When I was about four, I thought my grandfather was born a fireman, lived at the station, and occasionally would visit us at grandmother’s house. I learned a few things on my visits to the station, one was that if you walk in front of a truck being cleaned, someone will inevitably hit the siren button (just to see how high you’ll jump). My grandfather became one of the first Red Cross instructors in Wichita to teach and certify people for C.P.R. and first aid. I was the only eight-year-old in my school that was certified in both, whether I wanted to be or not.

I’ve learned a lot about my grandfather since he left us two years ago. My grandmother told me many stories Grampa never told anyone, such as his time in the Coast Guard during WW II on a ship in the North Atlantic that was hit by a torpedo from a Japanese submarine. He was one of the few survivors. But most stories were about what had happened on the job. After each shift, he would come home and tell his family about the runs he’d been on. Some were more difficult than others.

A.W. “Smokey” Linn wrote “A Fireman’s Prayer” after he’d been at a call involving children trapped in a burning apartment building. The firefighters could see the children in the windows but could not rescue them due to the iron bars that the apartment owner had installed. All they could do was try to contain the fire. About one in the morning, Smokey found himself sitting at the station’s kitchen table putting into words the emotions inside of him from that evening.
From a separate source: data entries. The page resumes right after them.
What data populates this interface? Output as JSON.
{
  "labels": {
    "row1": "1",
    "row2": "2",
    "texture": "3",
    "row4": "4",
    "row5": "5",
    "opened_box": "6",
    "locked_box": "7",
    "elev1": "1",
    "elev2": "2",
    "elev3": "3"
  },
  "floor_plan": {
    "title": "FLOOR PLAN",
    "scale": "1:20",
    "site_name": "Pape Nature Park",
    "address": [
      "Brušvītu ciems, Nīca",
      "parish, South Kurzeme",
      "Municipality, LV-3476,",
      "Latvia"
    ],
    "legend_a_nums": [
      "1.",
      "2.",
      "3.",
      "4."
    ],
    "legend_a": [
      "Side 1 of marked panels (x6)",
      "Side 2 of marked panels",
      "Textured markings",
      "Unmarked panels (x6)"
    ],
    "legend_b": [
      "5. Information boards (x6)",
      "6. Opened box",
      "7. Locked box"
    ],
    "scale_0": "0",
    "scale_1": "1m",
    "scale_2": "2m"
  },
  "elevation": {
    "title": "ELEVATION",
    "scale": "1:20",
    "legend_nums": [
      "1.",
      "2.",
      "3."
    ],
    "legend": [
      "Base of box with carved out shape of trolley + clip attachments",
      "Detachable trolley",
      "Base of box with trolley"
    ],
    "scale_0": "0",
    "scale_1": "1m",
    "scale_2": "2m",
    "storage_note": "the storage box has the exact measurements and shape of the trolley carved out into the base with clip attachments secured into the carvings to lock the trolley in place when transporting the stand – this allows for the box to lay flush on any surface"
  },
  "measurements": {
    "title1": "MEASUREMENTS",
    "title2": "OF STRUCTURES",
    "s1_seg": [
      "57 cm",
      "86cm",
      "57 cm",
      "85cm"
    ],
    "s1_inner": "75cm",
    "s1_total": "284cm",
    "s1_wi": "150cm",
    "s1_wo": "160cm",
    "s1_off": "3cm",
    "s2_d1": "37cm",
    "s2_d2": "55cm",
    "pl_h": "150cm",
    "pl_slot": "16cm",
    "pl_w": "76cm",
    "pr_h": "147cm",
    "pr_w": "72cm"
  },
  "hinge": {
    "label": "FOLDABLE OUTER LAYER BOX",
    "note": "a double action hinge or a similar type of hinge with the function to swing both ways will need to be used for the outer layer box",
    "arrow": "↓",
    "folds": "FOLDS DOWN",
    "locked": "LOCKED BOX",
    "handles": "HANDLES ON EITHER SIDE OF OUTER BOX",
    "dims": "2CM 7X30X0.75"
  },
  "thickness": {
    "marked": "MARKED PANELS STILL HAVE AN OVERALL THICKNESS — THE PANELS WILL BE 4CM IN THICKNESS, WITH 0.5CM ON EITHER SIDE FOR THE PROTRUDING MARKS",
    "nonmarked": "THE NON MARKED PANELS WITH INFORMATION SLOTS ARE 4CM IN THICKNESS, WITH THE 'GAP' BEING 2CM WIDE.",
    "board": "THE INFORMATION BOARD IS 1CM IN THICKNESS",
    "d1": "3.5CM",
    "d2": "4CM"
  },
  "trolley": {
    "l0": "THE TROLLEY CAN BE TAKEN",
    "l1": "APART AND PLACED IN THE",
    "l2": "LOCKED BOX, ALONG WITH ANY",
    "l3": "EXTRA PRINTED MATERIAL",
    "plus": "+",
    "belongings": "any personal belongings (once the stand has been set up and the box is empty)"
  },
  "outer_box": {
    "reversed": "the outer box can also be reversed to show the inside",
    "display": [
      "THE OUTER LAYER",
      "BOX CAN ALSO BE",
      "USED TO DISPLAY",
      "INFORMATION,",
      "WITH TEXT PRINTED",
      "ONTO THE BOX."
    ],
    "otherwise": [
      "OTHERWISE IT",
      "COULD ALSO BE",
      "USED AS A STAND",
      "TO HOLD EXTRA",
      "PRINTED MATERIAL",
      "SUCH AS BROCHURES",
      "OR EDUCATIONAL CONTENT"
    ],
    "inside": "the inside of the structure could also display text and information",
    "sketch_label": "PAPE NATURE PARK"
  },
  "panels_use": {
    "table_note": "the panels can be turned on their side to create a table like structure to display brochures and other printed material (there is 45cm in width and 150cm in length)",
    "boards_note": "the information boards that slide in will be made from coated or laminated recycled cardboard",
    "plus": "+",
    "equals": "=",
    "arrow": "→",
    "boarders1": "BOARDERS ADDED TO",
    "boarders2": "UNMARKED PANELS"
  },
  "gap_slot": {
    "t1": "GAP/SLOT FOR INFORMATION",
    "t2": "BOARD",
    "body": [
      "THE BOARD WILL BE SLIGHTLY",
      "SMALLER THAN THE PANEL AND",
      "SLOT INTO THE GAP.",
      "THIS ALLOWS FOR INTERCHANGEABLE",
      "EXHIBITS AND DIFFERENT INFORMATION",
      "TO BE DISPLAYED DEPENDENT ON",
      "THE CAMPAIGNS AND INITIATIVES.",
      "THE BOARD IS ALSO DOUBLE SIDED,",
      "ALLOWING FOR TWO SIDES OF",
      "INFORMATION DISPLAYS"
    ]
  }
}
The words to The Fireman’s Prayer are one man’s prayer (a man who was more than a fireman) to his Lord and Savior. He was a husband, father, grandfather, and a son who knew how precious and short life can be.”

Praying Firefighters

Photo: Flickr/Forest Service Northern Region

The “Fireman’s Prayer” was originally published in a book called, “A Celebration of Poets” in 1958. The last copyright of the book was 1998. It is the family’s desire that the credit for the Firemen’s Prayer go to the author, A.W. Smokey Linn.

The “Fireman’s Prayer” is often accompanied by the “Fireman’s Wife’s Prayer,” whose author is unknown.

Firefighters spraying water Firefighter's Prayer on flames

Photo: Pixabay

Fireman’s Wife’s Prayer

“The table’s set, the meal’s prepared, our guests will soon arrive,
My husband once more disappears with a hope of keeping a child alive. While waiting at home alone, our plans having gone awry,
My first impulse is merely to sit right down and cry.
But soon again I realize the importance of my life,
When I agreed to take on the duties of being a fireman’s wife.
While there are many drawbacks, I’ll take them in my stride,
Knowing “My Daddy saved a life” our children can say with pride.
The gusting winds and raging flames may be his final fate,
But with God’s help I can remain my fireman’s faithful mate.”